Gedruckt oder online?

Seit Einzug der Digitalisierung ins Marketing diskutieren Werbetreibende, wie Zielgruppen besser zu erreichen sind. Was angesichts des Hypes und der scheinbar unbegrenzten Möglichkeiten der Online-Werbung wie ein Kampf zwischen David und Goliath zu sein scheint, sieht bei genauer Betrachtung und in der Praxis überraschend anders aus.  „Printwerbung bringt doch nichts mehr.“ Wie oft wurde dem gedruckten Medium seit Einzug der Digitalisierung schon der Tod vorausgesagt.

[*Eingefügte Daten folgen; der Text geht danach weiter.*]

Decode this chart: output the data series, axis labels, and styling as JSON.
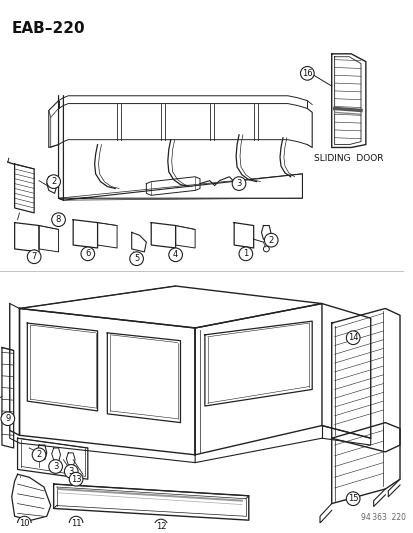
{
  "title": "EAB–220",
  "bg_color": "#ffffff",
  "title_fontsize": 11,
  "sliding_door_label": "SLIDING  DOOR",
  "watermark": "94 363  220",
  "line_color": "#222222",
  "text_color": "#111111",
  "gray_color": "#888888"
}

Kein Wunder: Online sind Menschen schließlich quasi immer und überall zu erreichen. Das Smartphone ist immer präsent, die Informationen fließen in Echtzeit. Und über soziale Netzwerke wie Facebook, Instagram oder Twitter sind wir ständig in Verbindung. Onlineshops, Social-Media-Marketing, Austausch in Communities und vor allem exakte Erfolgsmessung und Datenerhebung: Das alles sind Möglichkeiten digitaler Kundenkommunikation, die analog in dieser Form nicht möglich sind. Hohe Aktualität und Reichweite, zu vergleichsweise günstigen Kosten, machen digitale Kundenkommunikation enorm attraktiv, wenn es um die Überlegung geht, wohin das Marketingbudget eines Unternehmens fließen soll.

Totgesagte leben länger

Statistiken darüber, wie hierzulande Menschen Werbung konsumieren, lassen darauf schließen, dass trotz aller digitalen Möglichkeiten das Printprodukt als Werbemedium durchaus lebendig ist. So lesen laut einer Erhebung des Bundesverbands Druck und Medien 74 Prozent der Menschen gedruckte Werbemailings. Dass sie Werbung auf Papier sogar tatsächlich mögen, sagen 40 Prozent der Befragten. Dagegen begrüßen nur 22 Prozent die Online-Werbung, die ihnen digital zugespielt wird. Deutsche Unternehmen geben 3,4 Milliarden für gedruckte Werbemittel wie Kataloge, Flyer, Kundenmagazine aus – Tendenz steigend.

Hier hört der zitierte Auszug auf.